SELECT create_immv('data_hourly_by_channel_admetrics', '
   SELECT
   property_id as property_idd,
   date_trunc(''hour'', timestamp AT TIME ZONE ''UTC'') AS buckett,
   channel as source,
   SUM(coalesce(googlead_cost,0) + coalesce(facebookad_spend,0) + coalesce(customspend_spend,0) + coalesce(bingad_spend,0) + coalesce(tiktokad_spend,0) + coalesce(pinterestad_spend,0)  )  as spend,
   SUM(COALESCE(converted_spend,0)) as converted_spend
   FROM admetrics
   GROUP BY property_idd, buckett, source
');

SELECT create_immv('data_hourly_by_segment_sessions', '
    SELECT
    property_id as property_idd,
    date_trunc(''hour'', sessions.timestamp AT TIME ZONE ''UTC'') AS buckett,
    COALESCE(channel,''unsegmented'') as channell,
    COALESCE(segment,'''') as segmentt,
    COUNT(*) AS visits,
    SUM(duration) as total_duration,
    SUM(page_views) as total_pageviews
    FROM sessions
    GROUP BY property_idd, buckett, channell, segmentt
');

SELECT create_immv('data_hourly_by_segment_conversions', '
  SELECT
  sessions.property_id as property_idd,
  date_trunc(''hour'', conversions.timestamp AT TIME ZONE ''UTC'') AS buckett,
  COALESCE(sessions.channel,''unsegmented'') as channell,
  COALESCE(sessions.segment,'''') as segmentt,
  attribution.model as modell,
  SUM(COALESCE(attribution.credit,0) * (COALESCE(conversions.total_price,0) - COALESCE(conversions.total_refund,0))) as total_sales,
  SUM(COALESCE(attribution.credit,0) * COALESCE(conversions.total_price, 0)) as total_price,
  SUM(COALESCE(attribution.credit,0) * COALESCE(conversions.subtotal_price, 0)) as subtotal_price,
  SUM(COALESCE(attribution.credit,0) * COALESCE(conversions.total_tax, 0)) as total_tax,
  SUM(COALESCE(attribution.credit,0) * COALESCE(conversions.total_discounts, 0)) as total_discounts,
  SUM(COALESCE(attribution.credit,0) * COALESCE(conversions.total_shipping, 0)) as total_shipping,
  SUM(COALESCE(attribution.credit,0) * COALESCE(conversions.item_quantity, 0)) as item_quantity,
  SUM(COALESCE(attribution.credit,0) * COALESCE(conversions.total_refund, 0)) as total_refund,
  SUM(COALESCE(attribution.credit,0)) as orders
  FROM sessions
  JOIN attribution ON sessions.id=attribution.session_id
  JOIN conversions ON attribution.conversion_id = conversions.id
  WHERE conversions.event_name=''order''
  AND (conversions.status NOT IN (''voided'', ''cancelled'', ''failed'', ''trash'') OR conversions.status IS NULL)
  GROUP BY buckett, property_idd, channell, segmentt, modell
');

SELECT create_immv('data_hourly_by_segment_admetrics', '
   SELECT
   accounts.property_id as property_idd,
   date_trunc(''hour'', timestamp AT TIME ZONE ''UTC'') AS buckett,
   accounts.channel as source,
   NULLIF(accounts.external_id,'''') as external_idd,
   SUM(coalesce(googlead_cost,0) + coalesce(facebookad_spend,0) + coalesce(customspend_spend,0) + coalesce(bingad_spend,0) + coalesce(tiktokad_spend,0) + coalesce(pinterestad_spend,0) )  as spend,
   SUM(coalesce(converted_spend,0)) as converted_spend
   FROM accounts
   JOIN campaigns ON campaigns.account_id = accounts.id
   JOIN adsets on adsets.campaign_id = campaigns.id
   JOIN ads ON ads.adset_id = adsets.id
   JOIN admetrics ON admetrics.ad_id=ads.id
   GROUP BY property_idd, buckett, source, external_idd
');
FourSeventy commented 1 year ago

Update on this.
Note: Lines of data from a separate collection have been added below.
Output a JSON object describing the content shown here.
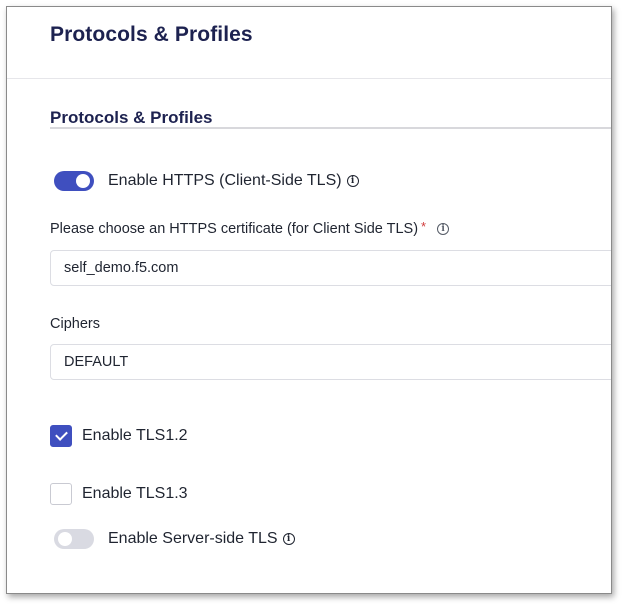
{
  "header": {
    "title": "Protocols & Profiles"
  },
  "section": {
    "title": "Protocols & Profiles"
  },
  "https_toggle": {
    "label": "Enable HTTPS (Client-Side TLS)",
    "state": "on"
  },
  "certificate": {
    "label": "Please choose an HTTPS certificate (for Client Side TLS)",
    "required_mark": "*",
    "value": "self_demo.f5.com"
  },
  "ciphers": {
    "label": "Ciphers",
    "value": "DEFAULT"
  },
  "tls12": {
    "label": "Enable TLS1.2",
    "checked": true
  },
  "tls13": {
    "label": "Enable TLS1.3",
    "checked": false
  },
  "server_tls_toggle": {
    "label": "Enable Server-side TLS",
    "state": "off"
  },
  "icons": {
    "info": "i"
  },
  "colors": {
    "accent": "#3f4fbf",
    "heading": "#1d2250",
    "toggle_off": "#d9dae2",
    "required": "#d13b3b"
  }
}
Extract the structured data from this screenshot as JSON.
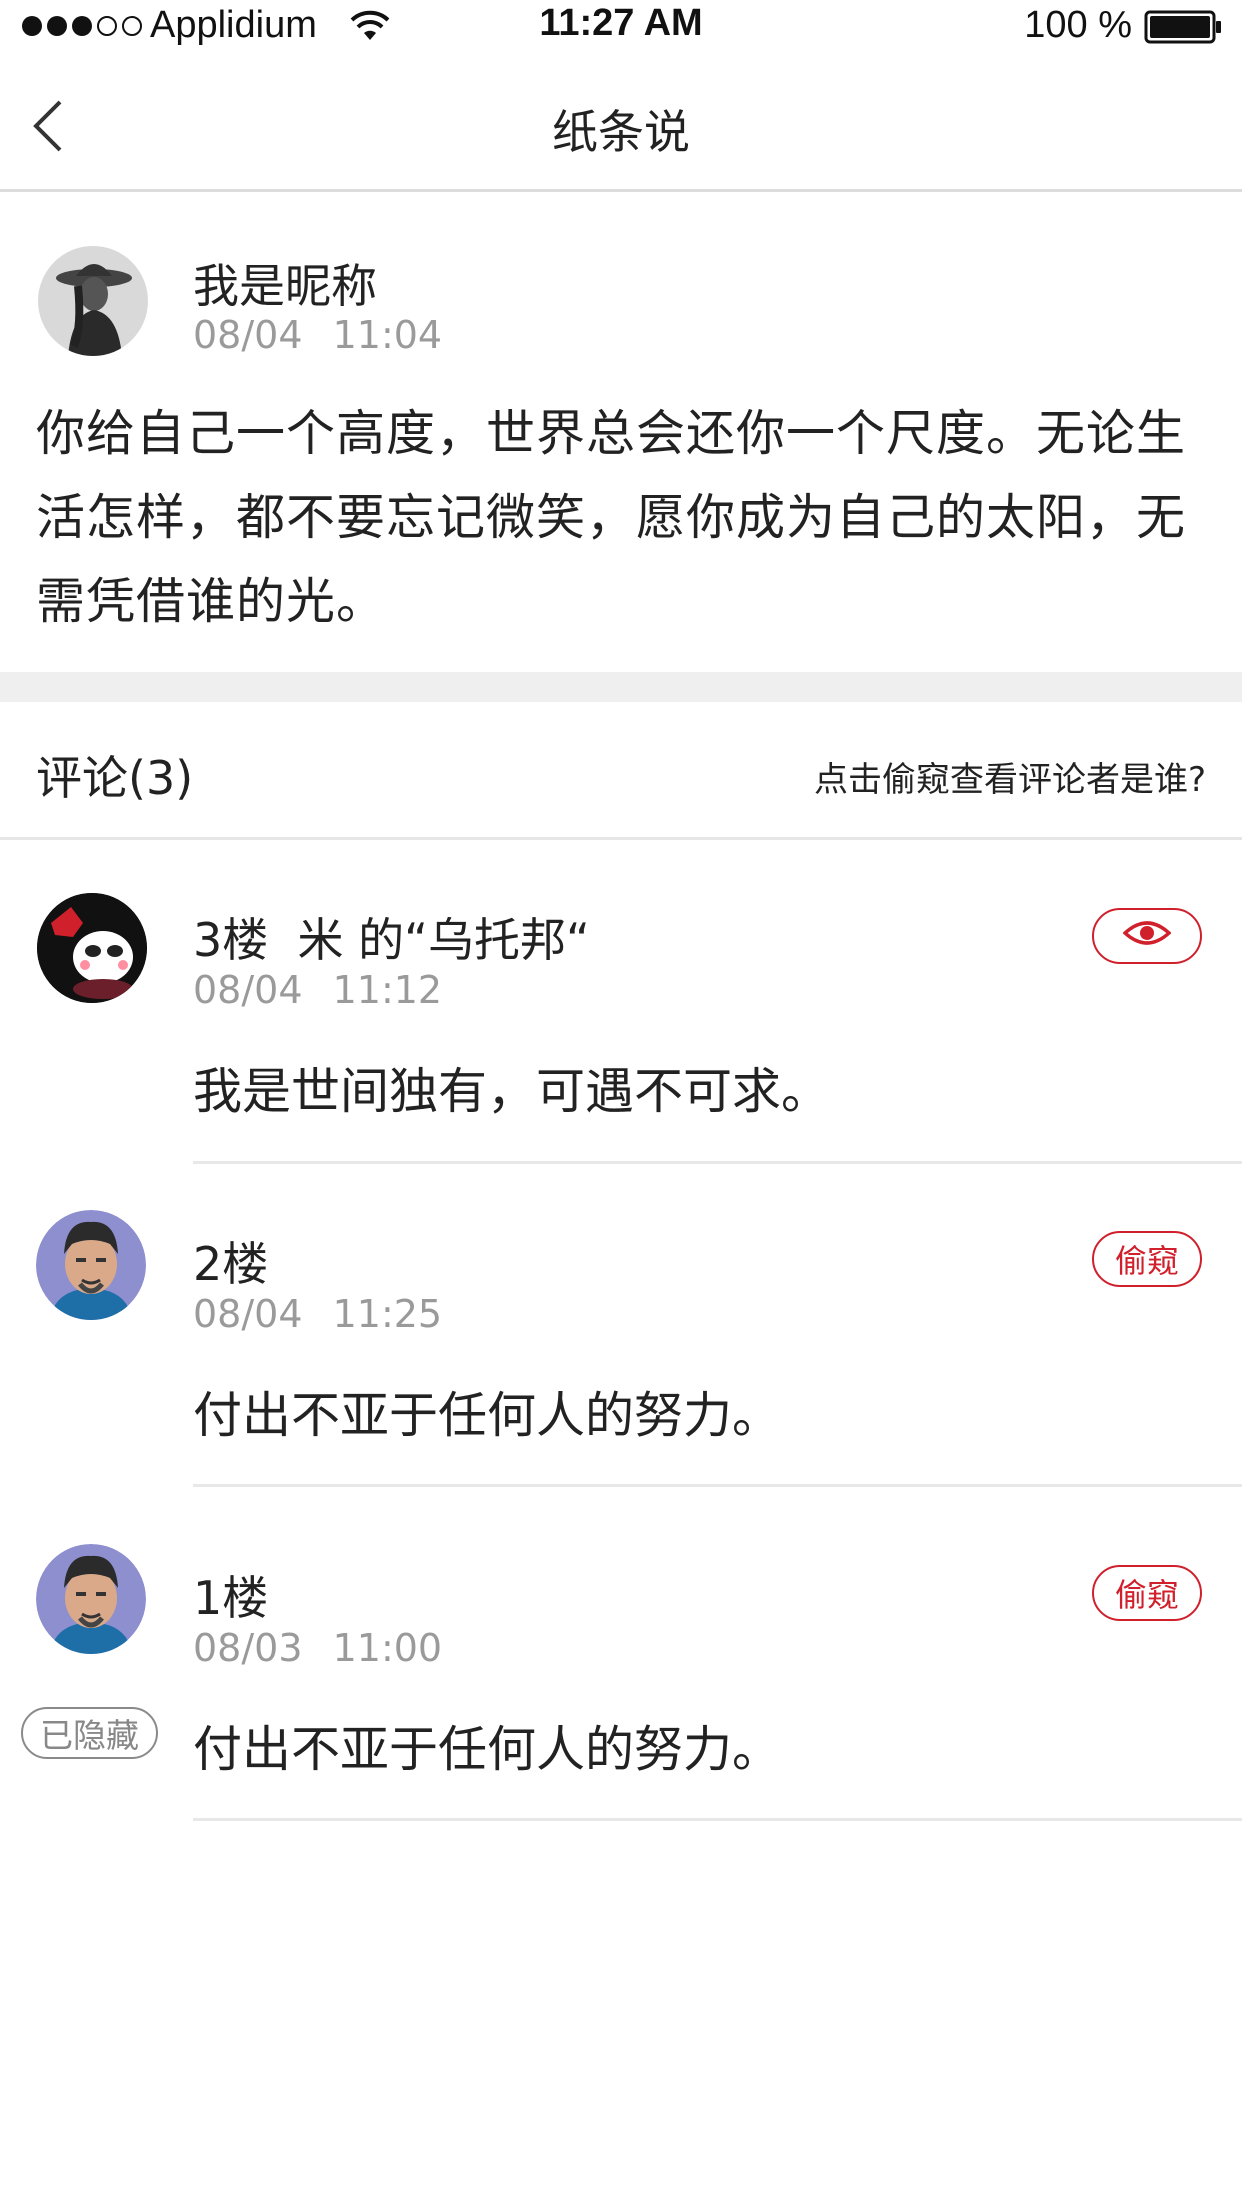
{
  "status_bar": {
    "carrier": "Applidium",
    "time": "11:27 AM",
    "battery": "100 %"
  },
  "nav": {
    "title": "纸条说"
  },
  "post": {
    "author": "我是昵称",
    "time": "08/04 11:04",
    "content": "你给自己一个高度，世界总会还你一个尺度。无论生活怎样，都不要忘记微笑，愿你成为自己的太阳，无需凭借谁的光。"
  },
  "comments_header": {
    "count_label": "评论(3)",
    "peek_hint": "点击偷窥查看评论者是谁?"
  },
  "comments": [
    {
      "name": "3楼  米 的“乌托邦“",
      "time": "08/04 11:12",
      "text": "我是世间独有，可遇不可求。",
      "action": "eye-icon"
    },
    {
      "name": "2楼",
      "time": "08/04 11:25",
      "text": "付出不亚于任何人的努力。",
      "action_label": "偷窥"
    },
    {
      "name": "1楼",
      "time": "08/03 11:00",
      "text": "付出不亚于任何人的努力。",
      "action_label": "偷窥",
      "hidden_label": "已隐藏"
    }
  ],
  "colors": {
    "accent": "#d0202c",
    "muted": "#9a9a9a",
    "divider": "#e8e8e8"
  }
}
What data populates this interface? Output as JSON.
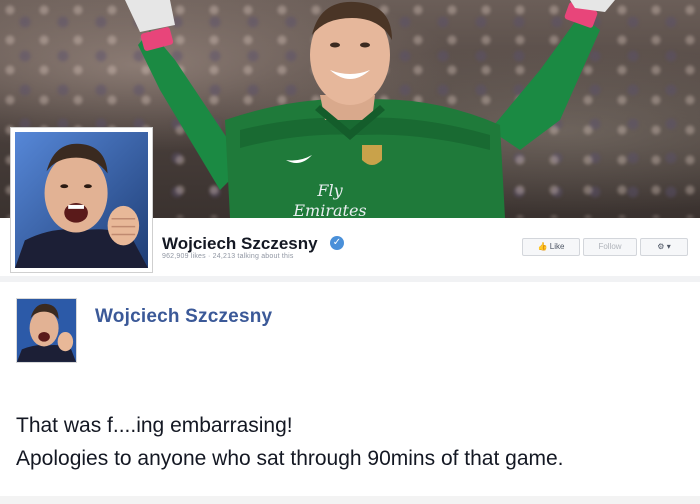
{
  "header": {
    "page_name": "Wojciech Szczesny",
    "stats": "962,909 likes · 24,213 talking about this",
    "buttons": {
      "like": "Like",
      "follow": "Follow",
      "more": "More"
    }
  },
  "cover": {
    "shirt_text_line1": "Fly",
    "shirt_text_line2": "Emirates"
  },
  "post": {
    "author": "Wojciech Szczesny",
    "line1": "That was f....ing embarrasing!",
    "line2": "Apologies to anyone who sat through 90mins of that game."
  },
  "colors": {
    "author_link": "#3b5998",
    "jersey_green": "#1f7a3a",
    "verified_badge": "#4a90d9"
  },
  "icons": [
    "verified-icon",
    "like-icon",
    "gear-icon",
    "chevron-down-icon"
  ]
}
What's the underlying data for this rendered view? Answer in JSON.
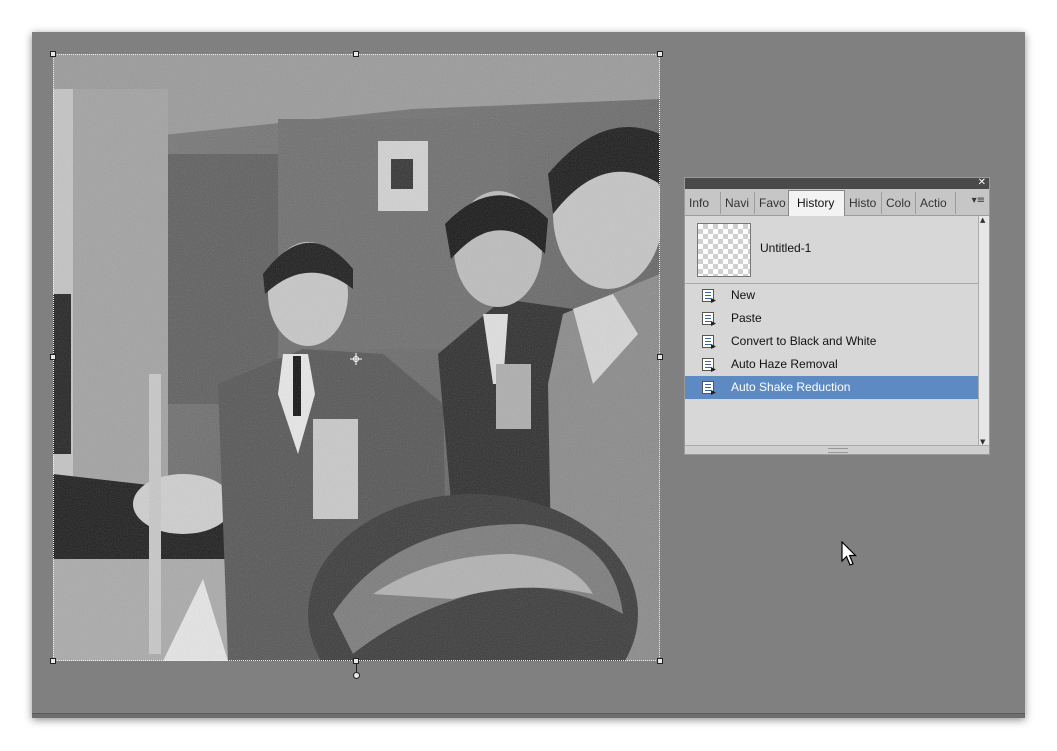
{
  "panel": {
    "tabs": [
      "Info",
      "Navi",
      "Favo",
      "History",
      "Histo",
      "Colo",
      "Actio"
    ],
    "active_tab": "History",
    "menu_icon": "panel-menu-icon",
    "close_icon": "close-icon",
    "snapshot_label": "Untitled-1",
    "history_items": [
      {
        "label": "New",
        "selected": false
      },
      {
        "label": "Paste",
        "selected": false
      },
      {
        "label": "Convert to Black and White",
        "selected": false
      },
      {
        "label": "Auto Haze Removal",
        "selected": false
      },
      {
        "label": "Auto Shake Reduction",
        "selected": true
      }
    ]
  },
  "colors": {
    "canvas_background": "#808080",
    "selection": "#5d8ac2"
  }
}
I looked at all of the insert and update queries that run in transactions. I only have 4 queries that run in transactions. I made sure that they all update tables in the same order. I still end up getting into a deadlock somehow. I'm working to lock down the exact queries that are getting deadlocked, but I know that one of the queries that is caught in the deadlock is a simple update not part of any transactions. Here is that query UPDATE conversions SET sent_to_capi=true WHERE id = ANY($1)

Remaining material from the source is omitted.